A la B (Bárbara) le faltaba la A (Augusto), pero V (Vicente) estaba allí y Bárbara y Vicente (bavi ¡viba! vallejiana) anduvieron juntos, rojos fosforescentes, hasta que V desvaneció y B entró en tristezas, ya no tenía con quién andar, relatar, bailar y vacilar. V se fue con sus dibujos a la mar. B pensó en A y en el libro de los cuentos tristes y también en su sentido del humor que la hacía sonreír (besaba, baba, auba, Besarabia), su amor que tintineaba con la T (titubeaba, tiba, bati). Tito pintaba también fábulas y se reía con los chicos y con los grandes (tálamo, bárbara, tito chiquito titán). Tito escribió La letra e. ¿Pensaría en el comienzo del libro de los libros: en un lugar de la M (Mancha), especulando en sus valores cabalísticos? ¿Por qué comienza con la letra e?, ¿por qué con una palabra de dos letras?, ¿qué sentido tiene que la letra con la que se comienza tenga por valor numérico el cinco? ¿Los dedos de la mano, las puntas de las estrellas, los cinco sentidos, los cuatro puntos cardinales y el centro, las extremidades y por ende el cuerpo humano? ¿Representa la e todo ello? ¿O habrá pensado Tito en La disparition, la novela-lipograma de Georges Perec, sin la e (por cierto, sin la e es imposible pronunciar los vocablos padre, madre, Georges o Perec), traducida al español sin la a, El secuestro? Es la novela que alude a la ausencia después del exterminio nazi, pues falta una letra en esa orquestación. También las novelas lipogramáticas de Alonso de Alcalá y Herrera, en el siglo XVII, jugaban a eliminar una de las vocales: Los dos soles de Toledo (sin la a), La carroza con las damas (sin la e), La perla de Portugal (sin la i), La peregrina eremita (sin la o) y La serrana de Sintra (sin la u). La idea era plantearse retos, aunque sin menoscabar la pérdida de la amistad letrada. En La carroza de las damas (sin la e) leemos:

a la carta basta y aún sobra, mas la amistad lo ocasiona a su fábrica para mayor honor, primor y ornato al hispano idioma, una vocal falta y no la a, sino su mayor amiga o la más difícil y trabajosa: sobrarán otras muchas, faltas digo, no lo dudo, así lo afirmo. Mas si lo dudáis, como amigo consultad por árbitros algunos críticos o prolijos cultos y apurarán los más ocultos átomos.

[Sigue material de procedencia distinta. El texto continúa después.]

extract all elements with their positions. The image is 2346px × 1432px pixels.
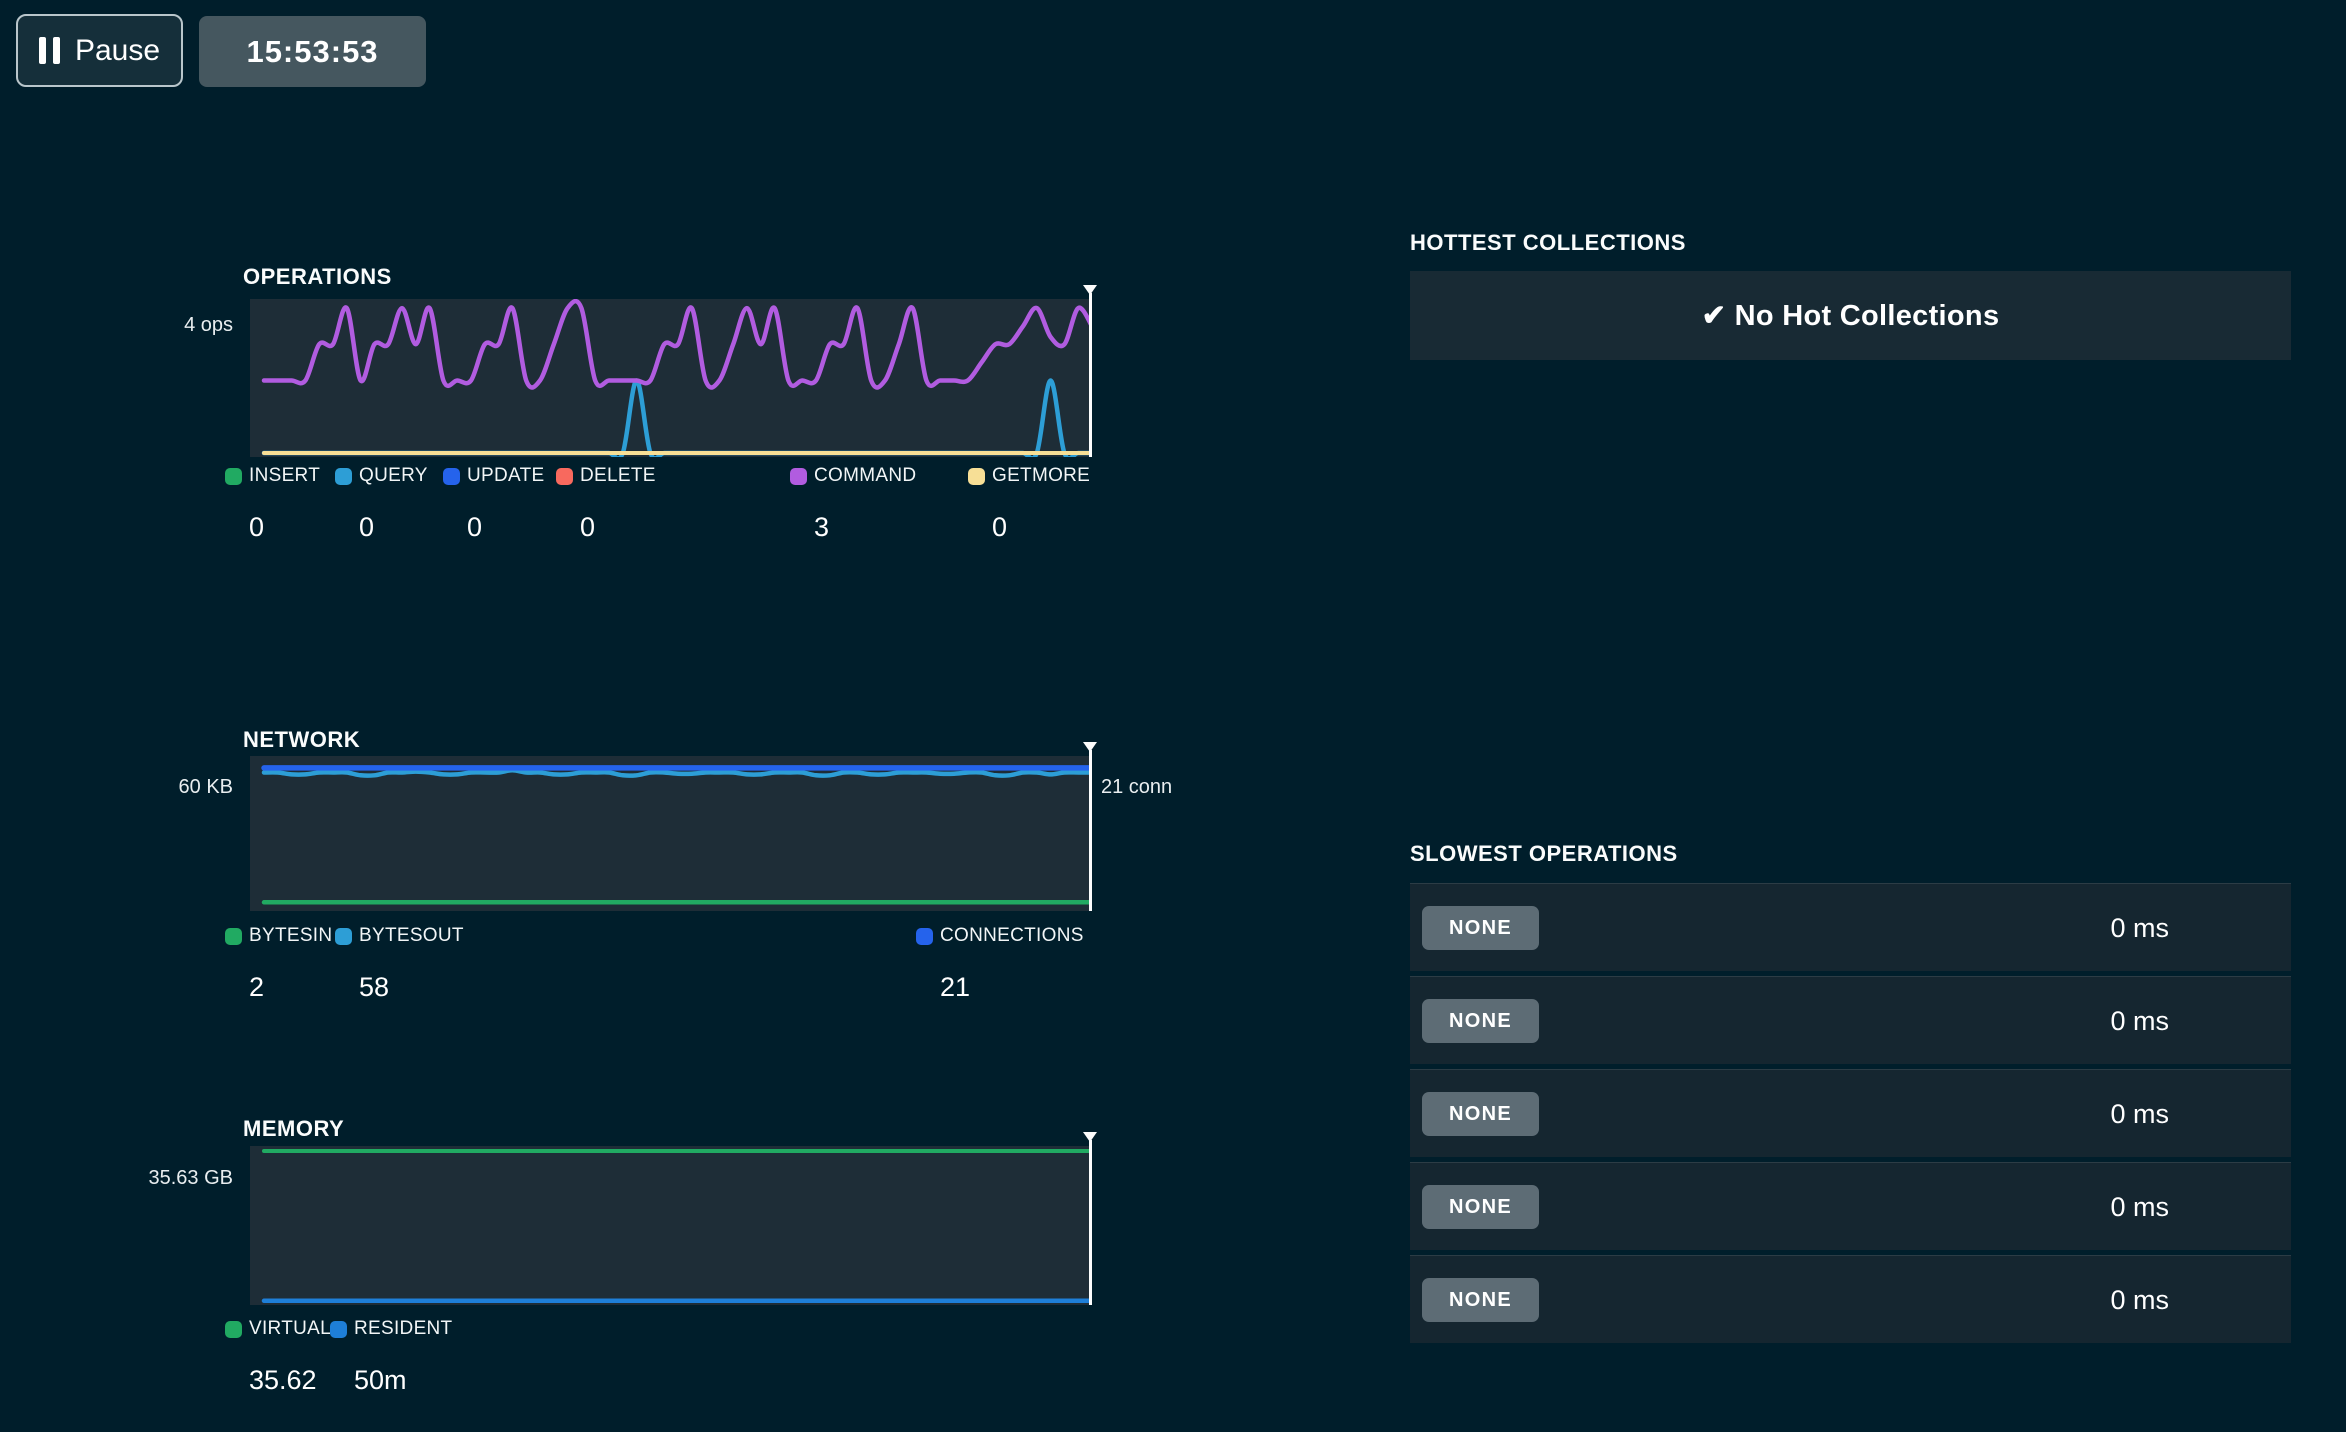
command-legend-swatch [790, 468, 807, 485]
memory-chart-title: MEMORY [243, 1116, 344, 1142]
legend-label: RESIDENT [354, 1318, 452, 1340]
legend-item-virtual: VIRTUAL 35.62 [225, 1318, 331, 1396]
query-series-line [264, 381, 1092, 458]
bytesout-legend-swatch [335, 928, 352, 945]
operations-y-axis-label: 4 ops [60, 314, 233, 337]
slowest-operation-row: NONE 0 ms [1410, 1255, 2291, 1343]
delete-current-value: 0 [580, 512, 656, 543]
time-cursor-caret [1083, 1132, 1097, 1142]
pause-button-label: Pause [75, 34, 160, 68]
slowest-operation-row: NONE 0 ms [1410, 976, 2291, 1064]
query-current-value: 0 [359, 512, 428, 543]
hottest-collections-panel: ✔ No Hot Collections [1410, 271, 2291, 360]
legend-label: INSERT [249, 465, 320, 487]
time-cursor-caret [1083, 285, 1097, 295]
slowest-operations-list: NONE 0 ms NONE 0 ms NONE 0 ms NONE 0 ms NONE 0 ms [1410, 883, 2291, 1348]
getmore-current-value: 0 [992, 512, 1090, 543]
legend-label: DELETE [580, 465, 656, 487]
delete-legend-swatch [556, 468, 573, 485]
performance-dashboard: { "toolbar": { "pause_label": "Pause", "… [0, 0, 2346, 1432]
legend-label: CONNECTIONS [940, 925, 1084, 947]
operations-plot [250, 299, 1092, 457]
operation-namespace-badge: NONE [1422, 906, 1539, 950]
command-current-value: 3 [814, 512, 916, 543]
resident-legend-swatch [330, 1321, 347, 1338]
operation-namespace-badge: NONE [1422, 999, 1539, 1043]
network-plot [250, 756, 1092, 911]
operation-namespace-badge: NONE [1422, 1092, 1539, 1136]
resident-current-value: 50m [354, 1365, 452, 1396]
memory-chart-svg [250, 1146, 1092, 1305]
time-cursor-line [1089, 750, 1092, 911]
command-series-line [264, 301, 1092, 387]
network-chart-title: NETWORK [243, 727, 360, 753]
connections-legend-swatch [916, 928, 933, 945]
slowest-operation-row: NONE 0 ms [1410, 1069, 2291, 1157]
virtual-legend-swatch [225, 1321, 242, 1338]
legend-label: VIRTUAL [249, 1318, 331, 1340]
clock-time: 15:53:53 [246, 34, 378, 70]
bytesin-current-value: 2 [249, 972, 332, 1003]
query-legend-swatch [335, 468, 352, 485]
no-hot-collections-message: ✔ No Hot Collections [1702, 298, 2000, 333]
update-legend-swatch [443, 468, 460, 485]
memory-y-axis-label: 35.63 GB [60, 1167, 233, 1190]
operation-namespace-badge: NONE [1422, 1185, 1539, 1229]
slowest-operation-row: NONE 0 ms [1410, 1162, 2291, 1250]
legend-item-bytesout: BYTESOUT 58 [335, 925, 464, 1003]
time-cursor-caret [1083, 742, 1097, 752]
pause-icon [39, 37, 60, 64]
slowest-operations-title: SLOWEST OPERATIONS [1410, 841, 1678, 867]
operation-duration: 0 ms [2110, 884, 2169, 972]
time-cursor-line [1089, 1140, 1092, 1305]
insert-legend-swatch [225, 468, 242, 485]
legend-item-delete: DELETE 0 [556, 465, 656, 543]
legend-label: BYTESIN [249, 925, 332, 947]
legend-item-connections: CONNECTIONS 21 [916, 925, 1084, 1003]
operation-duration: 0 ms [2110, 1256, 2169, 1344]
memory-plot [250, 1146, 1092, 1305]
operation-namespace-badge: NONE [1422, 1278, 1539, 1322]
hottest-collections-title: HOTTEST COLLECTIONS [1410, 230, 1686, 256]
legend-label: QUERY [359, 465, 428, 487]
update-current-value: 0 [467, 512, 544, 543]
legend-label: GETMORE [992, 465, 1090, 487]
legend-item-query: QUERY 0 [335, 465, 428, 543]
slowest-operation-row: NONE 0 ms [1410, 883, 2291, 971]
legend-label: UPDATE [467, 465, 544, 487]
legend-label: BYTESOUT [359, 925, 464, 947]
operation-duration: 0 ms [2110, 1070, 2169, 1158]
network-y-axis-label: 60 KB [60, 776, 233, 799]
legend-item-bytesin: BYTESIN 2 [225, 925, 332, 1003]
clock-display: 15:53:53 [199, 16, 426, 87]
legend-item-getmore: GETMORE 0 [968, 465, 1090, 543]
operation-duration: 0 ms [2110, 1163, 2169, 1251]
operations-chart-svg [250, 299, 1092, 457]
network-right-axis-label: 21 conn [1101, 776, 1172, 799]
legend-label: COMMAND [814, 465, 916, 487]
pause-button[interactable]: Pause [16, 14, 183, 87]
legend-item-resident: RESIDENT 50m [330, 1318, 452, 1396]
connections-current-value: 21 [940, 972, 1084, 1003]
operation-duration: 0 ms [2110, 977, 2169, 1065]
getmore-legend-swatch [968, 468, 985, 485]
legend-item-command: COMMAND 3 [790, 465, 916, 543]
insert-current-value: 0 [249, 512, 320, 543]
operations-chart-title: OPERATIONS [243, 264, 392, 290]
time-cursor-line [1089, 293, 1092, 457]
bytesout-current-value: 58 [359, 972, 464, 1003]
legend-item-update: UPDATE 0 [443, 465, 544, 543]
legend-item-insert: INSERT 0 [225, 465, 320, 543]
bytesin-legend-swatch [225, 928, 242, 945]
network-chart-svg [250, 756, 1092, 911]
bytesout-series-line [264, 770, 1092, 775]
virtual-current-value: 35.62 [249, 1365, 331, 1396]
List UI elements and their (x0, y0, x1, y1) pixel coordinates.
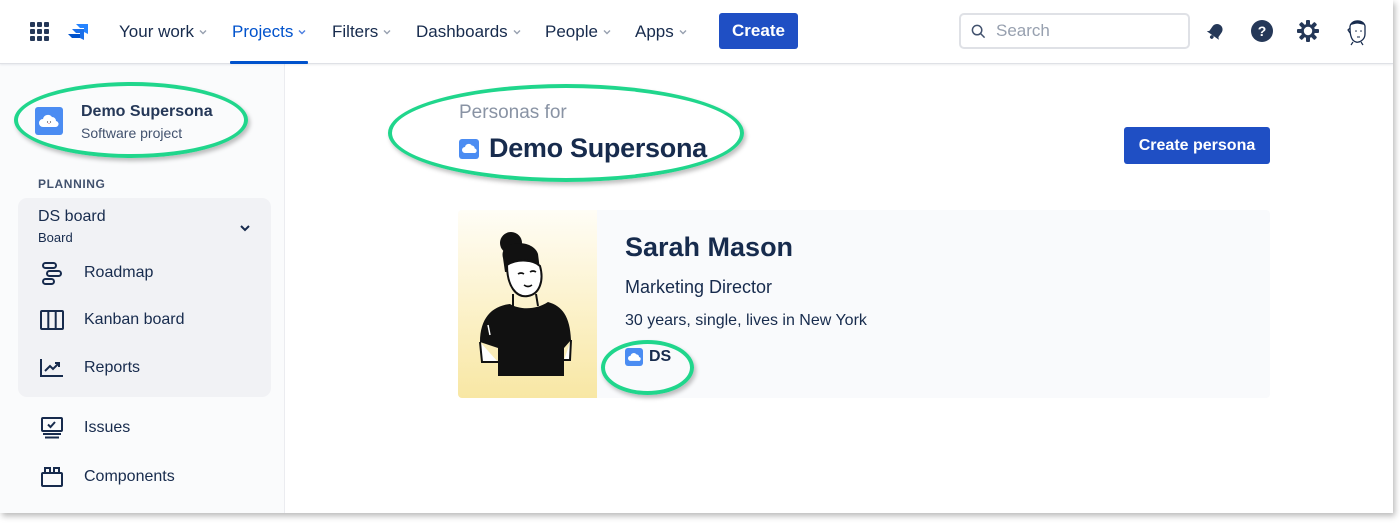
board-type: Board (38, 230, 73, 245)
search-box[interactable] (959, 13, 1190, 49)
project-cloud-avatar-icon (625, 348, 643, 366)
project-key: DS (649, 348, 672, 365)
app-switcher-grid-icon[interactable] (30, 22, 49, 41)
chevron-down-icon (679, 30, 687, 35)
sidebar-item-label: Components (84, 468, 175, 485)
persona-card[interactable]: Sarah Mason Marketing Director 30 years,… (458, 210, 1270, 398)
nav-label: People (545, 22, 598, 41)
project-cloud-avatar-icon (35, 107, 63, 135)
app-window: Your work Projects Filters Dashboards Pe… (0, 0, 1393, 513)
main-content: Personas for Demo Supersona Create perso… (286, 64, 1393, 513)
sidebar-item-components[interactable]: Components (40, 465, 175, 489)
project-title: Demo Supersona (489, 133, 707, 163)
sidebar-item-roadmap[interactable]: Roadmap (40, 261, 153, 285)
nav-label: Filters (332, 22, 379, 41)
sidebar-item-label: Reports (84, 359, 141, 376)
nav-label: Dashboards (416, 22, 508, 41)
persona-details: Sarah Mason Marketing Director 30 years,… (625, 232, 867, 366)
persona-illustration (458, 210, 597, 398)
project-name: Demo Supersona (81, 103, 213, 120)
help-icon[interactable]: ? (1250, 19, 1274, 43)
nav-apps[interactable]: Apps (635, 0, 687, 64)
nav-label: Your work (119, 22, 194, 41)
create-button[interactable]: Create (719, 13, 798, 49)
project-sidebar: Demo Supersona Software project PLANNING… (0, 64, 285, 513)
chevron-down-icon (603, 30, 611, 35)
sidebar-item-label: Kanban board (84, 311, 185, 328)
kanban-icon (40, 308, 64, 332)
create-persona-button[interactable]: Create persona (1124, 127, 1270, 164)
project-type: Software project (81, 125, 183, 141)
project-cloud-avatar-icon (459, 138, 479, 159)
persona-name[interactable]: Sarah Mason (625, 232, 867, 263)
notifications-bell-icon[interactable] (1204, 19, 1228, 43)
persona-role: Marketing Director (625, 277, 773, 297)
nav-people[interactable]: People (545, 0, 611, 64)
sidebar-item-label: Roadmap (84, 264, 154, 281)
search-input[interactable] (996, 21, 1176, 41)
section-label-planning: PLANNING (38, 177, 106, 191)
board-name: DS board (38, 208, 106, 225)
nav-label: Projects (232, 22, 294, 41)
sidebar-item-label: Issues (84, 419, 131, 436)
chevron-down-icon (199, 30, 207, 35)
chevron-down-icon (513, 30, 521, 35)
top-navigation: Your work Projects Filters Dashboards Pe… (0, 0, 1393, 64)
user-avatar[interactable] (1343, 16, 1371, 46)
page-title: Demo Supersona (459, 133, 707, 164)
nav-projects[interactable]: Projects (229, 0, 309, 64)
issues-icon (40, 416, 64, 440)
jira-logo-icon[interactable] (66, 20, 90, 44)
nav-your-work[interactable]: Your work (119, 0, 207, 64)
nav-dashboards[interactable]: Dashboards (416, 0, 521, 64)
chevron-down-icon (383, 30, 391, 35)
persona-description: 30 years, single, lives in New York (625, 312, 867, 329)
components-icon (40, 465, 64, 489)
chevron-down-icon (298, 30, 306, 35)
persona-project-tag: DS (625, 348, 867, 366)
reports-icon (40, 356, 64, 380)
nav-label: Apps (635, 22, 674, 41)
svg-text:?: ? (1258, 23, 1267, 39)
sidebar-item-reports[interactable]: Reports (40, 356, 140, 380)
chevron-down-icon[interactable] (239, 222, 251, 234)
search-icon (971, 24, 986, 38)
settings-gear-icon[interactable] (1296, 19, 1320, 43)
nav-filters[interactable]: Filters (332, 0, 391, 64)
sidebar-item-issues[interactable]: Issues (40, 416, 130, 440)
personas-for-label: Personas for (459, 102, 567, 123)
board-switcher[interactable]: DS board Board (38, 208, 106, 245)
sidebar-item-kanban-board[interactable]: Kanban board (40, 308, 185, 332)
roadmap-icon (40, 261, 64, 285)
project-header[interactable]: Demo Supersona Software project (35, 103, 213, 141)
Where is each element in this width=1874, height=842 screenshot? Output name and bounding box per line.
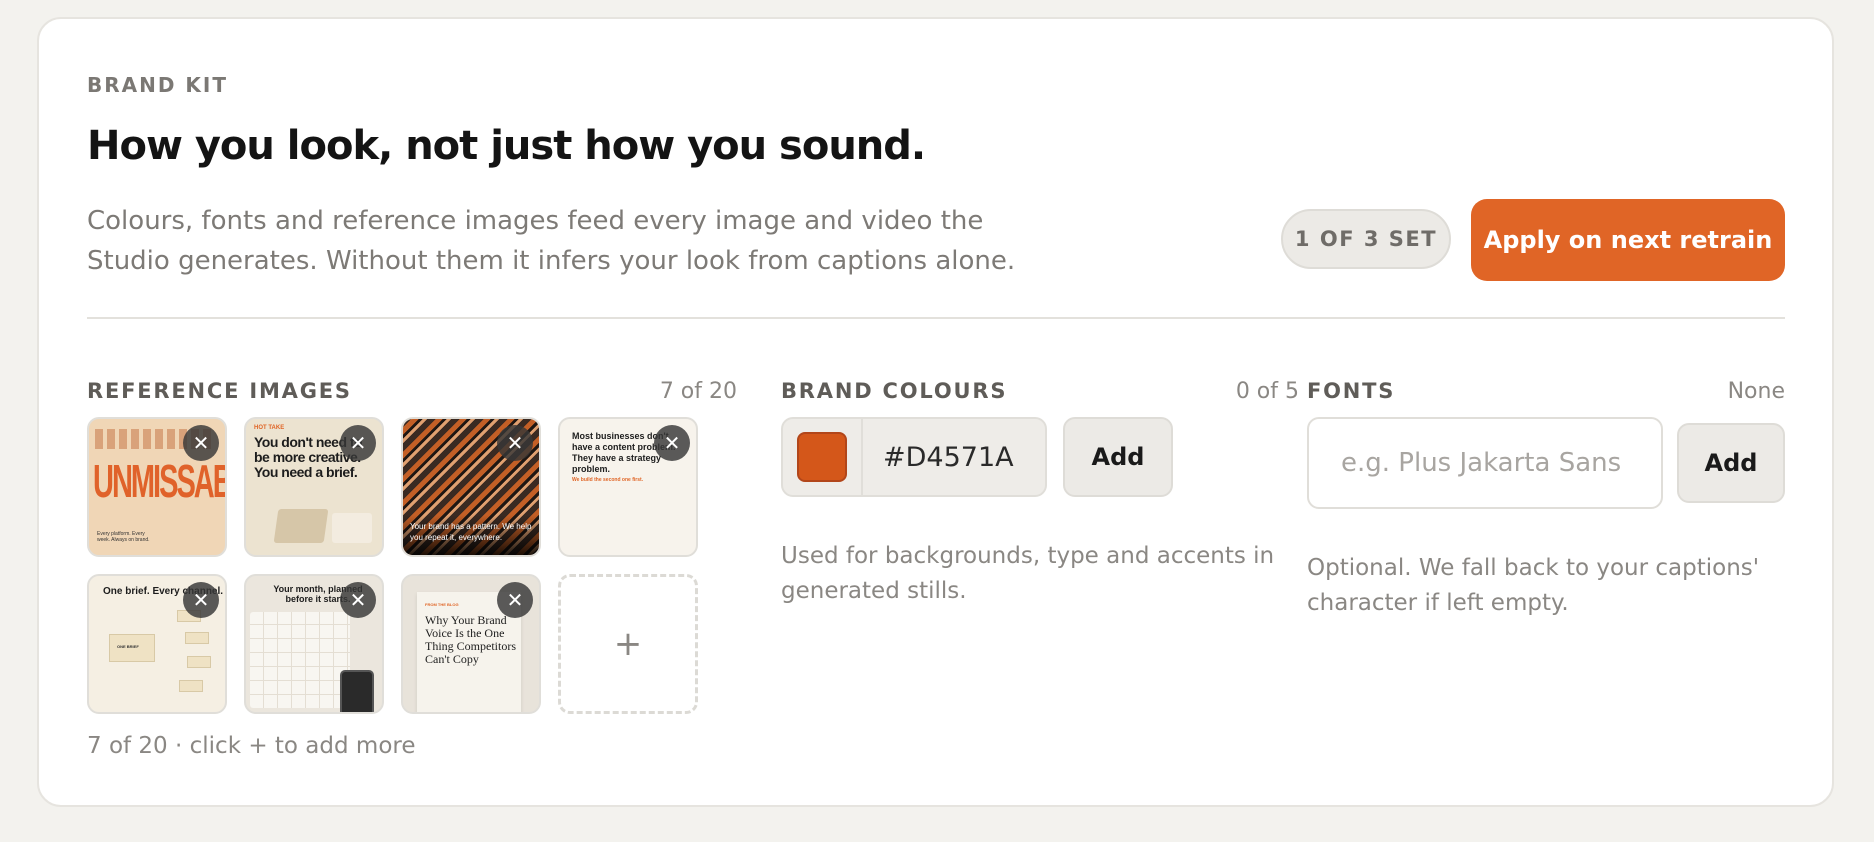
reference-image-thumb[interactable]: HOT TAKE You don't need to be more creat… bbox=[244, 417, 384, 557]
fonts-count: None bbox=[1727, 379, 1785, 404]
reference-image-thumb[interactable]: One brief. Every channel. ONE BRIEF ✕ bbox=[87, 574, 227, 714]
thumb-headline: Why Your Brand Voice Is the One Thing Co… bbox=[425, 613, 516, 666]
hex-colour-input[interactable] bbox=[881, 440, 1035, 474]
font-name-input[interactable] bbox=[1307, 417, 1663, 509]
colour-swatch[interactable] bbox=[797, 432, 847, 482]
remove-image-icon[interactable]: ✕ bbox=[183, 425, 219, 461]
remove-image-icon[interactable]: ✕ bbox=[497, 582, 533, 618]
brand-colours-heading: BRAND COLOURS bbox=[781, 379, 1008, 403]
page-title: How you look, not just how you sound. bbox=[87, 123, 926, 169]
card-decoration bbox=[187, 656, 211, 668]
remove-image-icon[interactable]: ✕ bbox=[340, 425, 376, 461]
thumb-headline: UNMISSABLE bbox=[93, 457, 225, 509]
page-subtitle: Colours, fonts and reference images feed… bbox=[87, 206, 1016, 276]
reference-images-hint: 7 of 20 · click + to add more bbox=[87, 733, 416, 759]
thumb-caption: We build the second one first. bbox=[572, 477, 644, 483]
remove-image-icon[interactable]: ✕ bbox=[183, 582, 219, 618]
remove-image-icon[interactable]: ✕ bbox=[654, 425, 690, 461]
card-decoration bbox=[185, 632, 209, 644]
reference-images-heading: REFERENCE IMAGES bbox=[87, 379, 352, 403]
calendar-decoration bbox=[332, 513, 372, 543]
thumb-label: HOT TAKE bbox=[254, 425, 285, 431]
swatch-divider bbox=[861, 419, 863, 495]
card-decoration bbox=[179, 680, 203, 692]
thumb-caption: Your brand has a pattern. We help you re… bbox=[410, 522, 532, 542]
thumb-caption: ONE BRIEF bbox=[117, 644, 139, 649]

En el Sefer Yetzirá (Libro de la Formación), del siglo III de la era común, uno de los primeros textos cabalísticos, se concibe el mundo como una operación lingüística. Allí se señala:

Con 32 Vías Maravillosas de Sabiduría… Yaveh grabó y creó Su mundo. Con diez Sefirot y 22 letras Fundamentales las grabó, las plasmó, las combinó, las sopesó, las permutó y formó con ellas todo lo Creado y todo aquello que ha de formarse en el futuro.

Influido por la Cábala, el escritor judío-franco-egipcio Edmond Jabès señala:

Si Dios existe es porque se encuentra en el libro; si los sabios, los santos y los profetas existen, si los conocedores y los poetas, si el hombre y el insecto existen es porque encontramos sus nombres en el libro. El mundo existe porque el libro existe, ya que existir es crecer con su nombre.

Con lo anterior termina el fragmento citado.